# Maybe triangle inequalities theorem

1. Aug 2, 2012

### azizlwl

1. The problem statement, all variables and given/known data
Prove: If a2+b2=1, and c2+d2=1, then ac+bd ≤1

2. Relevant equations

Maybe triangle inequalities theorem.

3. The attempt at a solution

2. Aug 2, 2012

### gabbagabbahey

Re: Inequalities

For this question to make sense, I think a,b,c and d must be Real numbers. Is this given?
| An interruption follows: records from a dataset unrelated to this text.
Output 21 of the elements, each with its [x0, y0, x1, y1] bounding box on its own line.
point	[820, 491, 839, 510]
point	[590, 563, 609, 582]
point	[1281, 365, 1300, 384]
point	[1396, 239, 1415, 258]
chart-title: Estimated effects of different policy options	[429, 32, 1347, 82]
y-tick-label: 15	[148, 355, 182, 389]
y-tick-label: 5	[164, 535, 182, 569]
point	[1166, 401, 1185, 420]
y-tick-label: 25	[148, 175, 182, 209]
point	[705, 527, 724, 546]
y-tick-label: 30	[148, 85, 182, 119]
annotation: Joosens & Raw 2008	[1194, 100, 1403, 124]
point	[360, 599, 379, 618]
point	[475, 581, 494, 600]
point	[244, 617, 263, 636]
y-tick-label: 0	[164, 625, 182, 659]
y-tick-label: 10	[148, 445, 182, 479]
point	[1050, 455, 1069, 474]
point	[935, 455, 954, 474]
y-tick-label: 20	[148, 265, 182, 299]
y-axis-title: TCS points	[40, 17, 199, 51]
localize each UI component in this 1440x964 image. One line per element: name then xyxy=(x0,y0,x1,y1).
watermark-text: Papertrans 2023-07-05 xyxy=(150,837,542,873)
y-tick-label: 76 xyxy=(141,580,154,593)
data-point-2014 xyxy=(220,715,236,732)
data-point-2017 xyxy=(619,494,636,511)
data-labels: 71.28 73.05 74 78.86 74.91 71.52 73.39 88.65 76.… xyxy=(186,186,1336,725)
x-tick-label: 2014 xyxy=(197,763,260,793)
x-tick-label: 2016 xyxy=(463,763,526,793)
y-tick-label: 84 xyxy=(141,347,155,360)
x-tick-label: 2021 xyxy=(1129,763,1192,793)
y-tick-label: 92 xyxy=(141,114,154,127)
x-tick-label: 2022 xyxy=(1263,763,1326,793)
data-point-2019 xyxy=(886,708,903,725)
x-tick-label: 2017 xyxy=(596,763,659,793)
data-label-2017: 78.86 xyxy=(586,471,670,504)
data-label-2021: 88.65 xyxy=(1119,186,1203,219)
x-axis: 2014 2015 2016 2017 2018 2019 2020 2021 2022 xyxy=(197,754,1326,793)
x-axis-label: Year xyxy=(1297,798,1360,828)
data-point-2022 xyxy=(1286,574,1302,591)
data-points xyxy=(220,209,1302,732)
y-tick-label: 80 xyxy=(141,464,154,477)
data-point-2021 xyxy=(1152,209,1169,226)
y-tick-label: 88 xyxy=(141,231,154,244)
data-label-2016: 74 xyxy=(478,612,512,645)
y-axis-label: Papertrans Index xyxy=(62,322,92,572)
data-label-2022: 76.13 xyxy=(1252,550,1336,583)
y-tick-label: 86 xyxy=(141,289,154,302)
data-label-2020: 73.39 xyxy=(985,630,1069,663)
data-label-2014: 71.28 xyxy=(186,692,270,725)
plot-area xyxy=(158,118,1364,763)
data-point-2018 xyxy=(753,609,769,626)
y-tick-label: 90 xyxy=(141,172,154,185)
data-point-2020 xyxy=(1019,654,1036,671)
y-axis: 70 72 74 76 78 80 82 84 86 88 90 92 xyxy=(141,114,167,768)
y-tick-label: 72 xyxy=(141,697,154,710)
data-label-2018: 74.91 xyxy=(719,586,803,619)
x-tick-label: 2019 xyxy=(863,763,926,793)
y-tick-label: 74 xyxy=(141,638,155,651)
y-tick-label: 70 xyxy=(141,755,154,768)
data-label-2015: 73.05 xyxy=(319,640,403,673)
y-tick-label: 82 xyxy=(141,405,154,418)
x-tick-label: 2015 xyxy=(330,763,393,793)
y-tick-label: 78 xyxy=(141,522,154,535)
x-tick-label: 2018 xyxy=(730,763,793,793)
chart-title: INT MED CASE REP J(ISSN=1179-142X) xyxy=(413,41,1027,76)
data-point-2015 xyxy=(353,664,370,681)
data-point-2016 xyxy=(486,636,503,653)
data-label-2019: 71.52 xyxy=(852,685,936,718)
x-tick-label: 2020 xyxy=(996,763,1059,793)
Hint: What is (a+c)2+(b+d)2?

3. Aug 2, 2012

### azizlwl

Re: Inequalities

Thanks
At the beginning of the chapter, "An inequalities is a statement that one(Real)number is greater than or less than another".
Is there inequalites in complex number?

(a+c)2+(b+d)2≥0
equal zero if both factors=0, greater than zero if one or both factor not equal to zero.
a2+c2+2ac +b2+d2+2bd≥0
2+2ac+2bd≥0
ac+bd≤-1 ???

So it should be
(a-c)2+(b-d)2≥0
Equal to zero if a=c and b=d, greater than zero if one or both of components of the factors not equal.
a2+c2-2ac +b2+d2-2bd≥0
2-2ac-2bd≥0
ac+bd≤1

Last edited: Aug 2, 2012
4. Aug 2, 2012

### gabbagabbahey

Re: Inequalities

One can extend the definition of an inequality to deal with complex numbers (by comparing their real and imaginary parts), but this isn't nessecary in this case since if $a$ and $c$ are both purely imaginary, their product will still be real (but the inequality that you are supposed to prove may not be satisfied).

Anyways, if you are studying real numbers then it is probably safe to assume all 4 numbers (a,b,c & d) are real.

This is true, but not all that useful here. instead of looking at the lower limit of (a+c)2+(b+d)2, use the triangle inequality (twice) to look at its upper limit.

Keep in mind, that if x2+y2=1 (for real-valued x & y), then |x|^2=x^2=1-y^2≤1

This method also works and is even simpler than mine!

5. Aug 3, 2012

### HallsofIvy

Staff Emeritus
Re: Inequalities

But (not relevant to this question but just so that other readers do not get the wrong idea) that extension of inequality does not make the complex numbers an ordered field. In particular, if x< y and 0< z, it is NOT necessarily true that xz< yz.